A review by jackieeh
The Legend of the King by Gerald Morris

4.0

:( D'awww. This hurt my heart a little. It's the tenth and final book in a series I started reading on one of the awkward couches in Mrs. Breault's sixth grade book group. So there goes my childhood.
It was good to see Terence, Gawain, Dinaden, and the rest of the crew again, but I don't think it's much of a surprise to those who know about my love of the third book in the series, The Savage Damsel and the Dwarf, that I was happiest to see Lynet and Gaheris again. And if there's one thing I love that runs a close second to my favorite characters riding off into the sunset together, it's when my favorite characters get kickass death scenes. So there's that.

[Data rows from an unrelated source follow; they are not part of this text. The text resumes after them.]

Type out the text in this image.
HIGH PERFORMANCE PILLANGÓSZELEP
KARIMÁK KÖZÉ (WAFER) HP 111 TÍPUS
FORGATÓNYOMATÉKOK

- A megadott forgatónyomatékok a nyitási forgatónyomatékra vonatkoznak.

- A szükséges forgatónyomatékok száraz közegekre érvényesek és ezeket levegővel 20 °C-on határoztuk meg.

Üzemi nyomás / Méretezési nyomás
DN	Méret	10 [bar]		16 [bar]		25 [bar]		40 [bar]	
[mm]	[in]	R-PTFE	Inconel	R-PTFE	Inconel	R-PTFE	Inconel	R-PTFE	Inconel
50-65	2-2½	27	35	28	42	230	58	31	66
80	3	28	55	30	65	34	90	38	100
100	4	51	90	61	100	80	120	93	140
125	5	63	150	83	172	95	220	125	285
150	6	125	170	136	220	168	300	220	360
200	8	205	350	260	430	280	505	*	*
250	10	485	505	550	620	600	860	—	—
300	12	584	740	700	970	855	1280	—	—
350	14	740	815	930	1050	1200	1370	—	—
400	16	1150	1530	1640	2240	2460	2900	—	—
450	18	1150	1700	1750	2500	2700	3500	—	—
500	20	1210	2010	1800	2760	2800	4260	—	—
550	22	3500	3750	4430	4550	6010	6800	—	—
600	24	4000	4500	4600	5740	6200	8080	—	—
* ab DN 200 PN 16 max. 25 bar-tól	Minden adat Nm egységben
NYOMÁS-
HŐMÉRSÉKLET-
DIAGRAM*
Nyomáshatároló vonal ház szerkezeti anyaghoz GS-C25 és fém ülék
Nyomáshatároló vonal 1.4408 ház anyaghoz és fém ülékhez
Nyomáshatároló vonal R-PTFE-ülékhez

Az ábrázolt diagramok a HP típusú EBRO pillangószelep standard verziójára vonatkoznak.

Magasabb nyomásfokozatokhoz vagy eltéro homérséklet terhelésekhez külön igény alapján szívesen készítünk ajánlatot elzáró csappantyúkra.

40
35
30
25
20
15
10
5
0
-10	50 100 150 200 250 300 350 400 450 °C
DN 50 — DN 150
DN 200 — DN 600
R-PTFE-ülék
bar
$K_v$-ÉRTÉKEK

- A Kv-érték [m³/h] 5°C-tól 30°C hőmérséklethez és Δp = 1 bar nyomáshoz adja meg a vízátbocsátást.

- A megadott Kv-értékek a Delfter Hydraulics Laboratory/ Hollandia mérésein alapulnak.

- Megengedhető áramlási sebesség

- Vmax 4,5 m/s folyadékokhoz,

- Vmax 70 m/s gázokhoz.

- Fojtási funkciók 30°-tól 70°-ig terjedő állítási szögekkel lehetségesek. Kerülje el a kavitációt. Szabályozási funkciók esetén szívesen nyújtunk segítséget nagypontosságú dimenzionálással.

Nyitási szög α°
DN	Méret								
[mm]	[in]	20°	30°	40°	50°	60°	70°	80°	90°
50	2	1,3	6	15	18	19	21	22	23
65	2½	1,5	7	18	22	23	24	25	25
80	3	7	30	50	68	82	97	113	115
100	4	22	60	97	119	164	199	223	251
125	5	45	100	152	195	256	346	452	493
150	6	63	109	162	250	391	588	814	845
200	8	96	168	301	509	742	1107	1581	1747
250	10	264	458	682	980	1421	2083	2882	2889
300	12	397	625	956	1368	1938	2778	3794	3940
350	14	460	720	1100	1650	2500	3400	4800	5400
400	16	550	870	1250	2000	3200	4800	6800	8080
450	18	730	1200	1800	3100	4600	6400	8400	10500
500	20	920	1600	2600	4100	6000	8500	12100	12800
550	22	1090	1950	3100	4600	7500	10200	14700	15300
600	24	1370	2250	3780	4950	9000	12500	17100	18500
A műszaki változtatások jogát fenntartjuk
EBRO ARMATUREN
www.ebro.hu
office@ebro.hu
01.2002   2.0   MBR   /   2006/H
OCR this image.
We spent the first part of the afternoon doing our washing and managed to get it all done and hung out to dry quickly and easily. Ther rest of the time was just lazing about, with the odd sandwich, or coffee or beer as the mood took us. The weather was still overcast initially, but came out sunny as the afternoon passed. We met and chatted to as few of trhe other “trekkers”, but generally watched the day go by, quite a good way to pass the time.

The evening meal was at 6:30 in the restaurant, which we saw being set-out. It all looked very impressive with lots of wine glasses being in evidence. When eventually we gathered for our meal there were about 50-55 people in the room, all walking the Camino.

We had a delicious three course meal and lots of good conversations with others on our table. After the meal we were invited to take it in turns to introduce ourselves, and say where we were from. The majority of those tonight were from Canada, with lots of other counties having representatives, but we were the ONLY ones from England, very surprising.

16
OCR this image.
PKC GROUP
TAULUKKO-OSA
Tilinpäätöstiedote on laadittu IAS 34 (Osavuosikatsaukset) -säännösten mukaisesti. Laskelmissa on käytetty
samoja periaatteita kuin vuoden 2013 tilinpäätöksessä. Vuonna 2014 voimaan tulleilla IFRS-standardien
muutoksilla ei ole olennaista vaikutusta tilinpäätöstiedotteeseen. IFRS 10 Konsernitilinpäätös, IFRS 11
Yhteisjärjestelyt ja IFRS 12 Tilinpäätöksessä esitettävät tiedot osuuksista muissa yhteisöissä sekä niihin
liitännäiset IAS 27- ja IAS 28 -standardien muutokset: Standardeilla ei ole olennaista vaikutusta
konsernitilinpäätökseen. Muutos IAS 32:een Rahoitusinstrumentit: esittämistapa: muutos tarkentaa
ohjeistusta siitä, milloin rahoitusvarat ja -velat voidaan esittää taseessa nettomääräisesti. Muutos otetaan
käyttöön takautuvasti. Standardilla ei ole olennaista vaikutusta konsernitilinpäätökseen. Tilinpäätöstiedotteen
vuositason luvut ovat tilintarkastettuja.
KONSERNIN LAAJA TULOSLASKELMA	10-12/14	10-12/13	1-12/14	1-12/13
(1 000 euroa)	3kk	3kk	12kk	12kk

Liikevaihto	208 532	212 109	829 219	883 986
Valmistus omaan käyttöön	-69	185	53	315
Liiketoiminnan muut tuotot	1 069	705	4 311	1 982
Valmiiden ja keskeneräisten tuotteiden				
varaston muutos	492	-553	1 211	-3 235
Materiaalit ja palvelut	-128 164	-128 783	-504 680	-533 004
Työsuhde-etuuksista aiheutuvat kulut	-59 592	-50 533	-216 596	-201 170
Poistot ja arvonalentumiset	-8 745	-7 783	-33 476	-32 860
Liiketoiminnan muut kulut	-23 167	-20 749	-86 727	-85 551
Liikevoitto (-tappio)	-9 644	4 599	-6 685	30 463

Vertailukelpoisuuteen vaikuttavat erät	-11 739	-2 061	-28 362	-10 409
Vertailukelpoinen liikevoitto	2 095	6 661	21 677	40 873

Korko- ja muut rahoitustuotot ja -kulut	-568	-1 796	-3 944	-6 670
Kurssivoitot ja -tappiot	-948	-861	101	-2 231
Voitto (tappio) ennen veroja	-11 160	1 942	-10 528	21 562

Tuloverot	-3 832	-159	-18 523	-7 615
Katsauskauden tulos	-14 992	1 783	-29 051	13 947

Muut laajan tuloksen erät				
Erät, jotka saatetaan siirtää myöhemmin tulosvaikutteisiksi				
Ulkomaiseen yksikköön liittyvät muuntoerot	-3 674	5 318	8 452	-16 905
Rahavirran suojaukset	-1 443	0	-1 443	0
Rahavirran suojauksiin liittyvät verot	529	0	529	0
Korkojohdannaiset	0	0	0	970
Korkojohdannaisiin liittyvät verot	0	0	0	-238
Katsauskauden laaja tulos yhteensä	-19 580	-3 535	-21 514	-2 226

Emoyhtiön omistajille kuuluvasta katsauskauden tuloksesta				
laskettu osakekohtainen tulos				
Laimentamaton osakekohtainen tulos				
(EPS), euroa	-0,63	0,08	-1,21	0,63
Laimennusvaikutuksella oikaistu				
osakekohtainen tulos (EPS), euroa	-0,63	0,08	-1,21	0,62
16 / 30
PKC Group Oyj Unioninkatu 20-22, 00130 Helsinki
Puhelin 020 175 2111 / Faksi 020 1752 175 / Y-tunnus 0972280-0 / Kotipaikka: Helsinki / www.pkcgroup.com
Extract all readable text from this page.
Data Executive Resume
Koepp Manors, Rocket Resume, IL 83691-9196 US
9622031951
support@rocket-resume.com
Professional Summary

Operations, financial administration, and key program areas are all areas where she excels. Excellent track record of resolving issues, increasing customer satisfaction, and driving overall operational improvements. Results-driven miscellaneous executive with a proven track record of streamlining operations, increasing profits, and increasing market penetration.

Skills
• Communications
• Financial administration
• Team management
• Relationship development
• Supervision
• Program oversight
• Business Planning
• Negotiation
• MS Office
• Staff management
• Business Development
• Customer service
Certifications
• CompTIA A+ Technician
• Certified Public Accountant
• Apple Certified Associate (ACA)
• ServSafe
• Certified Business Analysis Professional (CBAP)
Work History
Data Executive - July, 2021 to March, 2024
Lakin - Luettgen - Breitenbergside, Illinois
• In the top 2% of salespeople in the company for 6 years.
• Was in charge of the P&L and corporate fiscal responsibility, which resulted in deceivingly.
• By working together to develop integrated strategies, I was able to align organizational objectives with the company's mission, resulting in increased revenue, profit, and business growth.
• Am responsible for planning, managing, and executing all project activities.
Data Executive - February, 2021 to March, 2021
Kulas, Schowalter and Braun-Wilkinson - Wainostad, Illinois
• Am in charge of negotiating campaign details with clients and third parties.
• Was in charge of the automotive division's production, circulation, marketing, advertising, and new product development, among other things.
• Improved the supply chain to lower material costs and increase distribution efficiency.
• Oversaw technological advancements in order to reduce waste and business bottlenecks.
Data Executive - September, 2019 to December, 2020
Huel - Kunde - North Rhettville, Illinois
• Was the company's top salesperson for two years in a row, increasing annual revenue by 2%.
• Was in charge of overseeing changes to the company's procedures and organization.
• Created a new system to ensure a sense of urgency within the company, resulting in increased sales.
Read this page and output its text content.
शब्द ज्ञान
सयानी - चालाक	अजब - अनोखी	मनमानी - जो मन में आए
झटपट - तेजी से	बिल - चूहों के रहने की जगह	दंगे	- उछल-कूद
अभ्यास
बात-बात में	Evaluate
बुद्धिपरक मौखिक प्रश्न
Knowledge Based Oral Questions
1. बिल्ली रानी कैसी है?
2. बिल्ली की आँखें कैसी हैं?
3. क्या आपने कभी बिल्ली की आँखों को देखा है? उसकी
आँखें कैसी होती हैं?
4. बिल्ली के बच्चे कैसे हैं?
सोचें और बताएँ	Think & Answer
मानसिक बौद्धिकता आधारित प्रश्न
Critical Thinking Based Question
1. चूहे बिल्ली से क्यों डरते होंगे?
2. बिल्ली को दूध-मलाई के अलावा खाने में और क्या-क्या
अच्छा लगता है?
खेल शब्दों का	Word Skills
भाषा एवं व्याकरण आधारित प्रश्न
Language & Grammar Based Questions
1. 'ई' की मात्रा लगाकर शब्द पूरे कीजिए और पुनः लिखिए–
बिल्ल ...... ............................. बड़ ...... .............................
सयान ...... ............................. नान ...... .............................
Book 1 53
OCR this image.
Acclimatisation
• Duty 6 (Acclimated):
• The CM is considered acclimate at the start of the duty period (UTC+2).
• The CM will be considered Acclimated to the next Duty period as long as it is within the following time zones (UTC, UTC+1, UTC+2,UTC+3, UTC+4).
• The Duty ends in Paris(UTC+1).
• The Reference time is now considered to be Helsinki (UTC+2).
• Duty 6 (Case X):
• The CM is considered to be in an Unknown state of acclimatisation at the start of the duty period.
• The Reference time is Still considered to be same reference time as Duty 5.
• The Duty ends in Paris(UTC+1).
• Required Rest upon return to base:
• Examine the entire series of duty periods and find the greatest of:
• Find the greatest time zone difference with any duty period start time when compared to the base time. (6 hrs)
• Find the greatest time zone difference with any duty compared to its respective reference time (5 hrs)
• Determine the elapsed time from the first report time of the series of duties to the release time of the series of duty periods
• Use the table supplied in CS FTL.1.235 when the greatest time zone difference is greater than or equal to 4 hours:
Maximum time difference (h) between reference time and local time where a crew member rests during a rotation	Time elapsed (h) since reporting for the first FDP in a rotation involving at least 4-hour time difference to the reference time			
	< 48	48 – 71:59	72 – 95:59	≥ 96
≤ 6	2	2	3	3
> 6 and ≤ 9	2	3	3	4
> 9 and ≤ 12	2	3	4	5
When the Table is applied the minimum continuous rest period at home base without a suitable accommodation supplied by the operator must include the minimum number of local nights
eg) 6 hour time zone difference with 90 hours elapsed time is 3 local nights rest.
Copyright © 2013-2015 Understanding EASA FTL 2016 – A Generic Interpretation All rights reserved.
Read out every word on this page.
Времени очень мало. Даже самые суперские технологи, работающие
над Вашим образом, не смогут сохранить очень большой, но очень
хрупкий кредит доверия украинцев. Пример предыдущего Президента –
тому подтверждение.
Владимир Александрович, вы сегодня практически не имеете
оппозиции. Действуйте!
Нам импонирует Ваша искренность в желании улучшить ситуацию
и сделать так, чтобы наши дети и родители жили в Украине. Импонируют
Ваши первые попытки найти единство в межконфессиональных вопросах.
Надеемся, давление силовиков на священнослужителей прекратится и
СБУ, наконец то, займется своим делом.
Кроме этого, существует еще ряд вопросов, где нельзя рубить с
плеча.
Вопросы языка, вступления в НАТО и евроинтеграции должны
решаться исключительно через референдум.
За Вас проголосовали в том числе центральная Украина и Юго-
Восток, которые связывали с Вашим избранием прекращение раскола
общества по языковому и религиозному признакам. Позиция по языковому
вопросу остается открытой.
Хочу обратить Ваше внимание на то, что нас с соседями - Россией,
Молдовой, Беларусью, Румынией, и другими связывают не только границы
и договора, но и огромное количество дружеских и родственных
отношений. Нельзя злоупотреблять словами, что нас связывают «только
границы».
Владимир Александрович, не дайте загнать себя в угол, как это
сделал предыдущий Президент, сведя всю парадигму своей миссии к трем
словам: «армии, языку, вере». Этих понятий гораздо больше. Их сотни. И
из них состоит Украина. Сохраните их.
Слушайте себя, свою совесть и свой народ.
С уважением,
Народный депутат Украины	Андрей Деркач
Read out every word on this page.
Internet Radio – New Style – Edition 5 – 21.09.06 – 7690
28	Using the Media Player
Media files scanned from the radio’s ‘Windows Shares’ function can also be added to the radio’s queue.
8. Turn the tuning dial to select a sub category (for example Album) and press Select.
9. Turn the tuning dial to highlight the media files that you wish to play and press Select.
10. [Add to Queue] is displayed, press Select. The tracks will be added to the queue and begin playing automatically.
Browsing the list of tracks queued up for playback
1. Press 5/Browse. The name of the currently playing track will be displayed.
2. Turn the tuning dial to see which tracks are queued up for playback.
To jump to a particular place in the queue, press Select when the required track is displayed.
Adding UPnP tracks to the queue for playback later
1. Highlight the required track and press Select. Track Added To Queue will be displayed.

Of course, this all came with Gerald Morris's creeping anti-Catholicism (par for the course in a lot of Arthuriana, but particularly irritating here since he seems to go out of his way to make all the holy men encountered as Protestant-sounding as possible) and kind of subtle homophobia (mitigated this time around by the eleventh-hour heroism of Sir Griflet and the fact that the only pair of characters who ride off into the sunset together are Dinaden and Palomides even though they-are-totally-straight-omg...or not), but those are things I'm willing to overlook in order to put myself back in my sixth-grade mindset where Gawain was hot and Terence was awesome and nothing else mattered.
Thanks, Gerald. It's been a good ten years.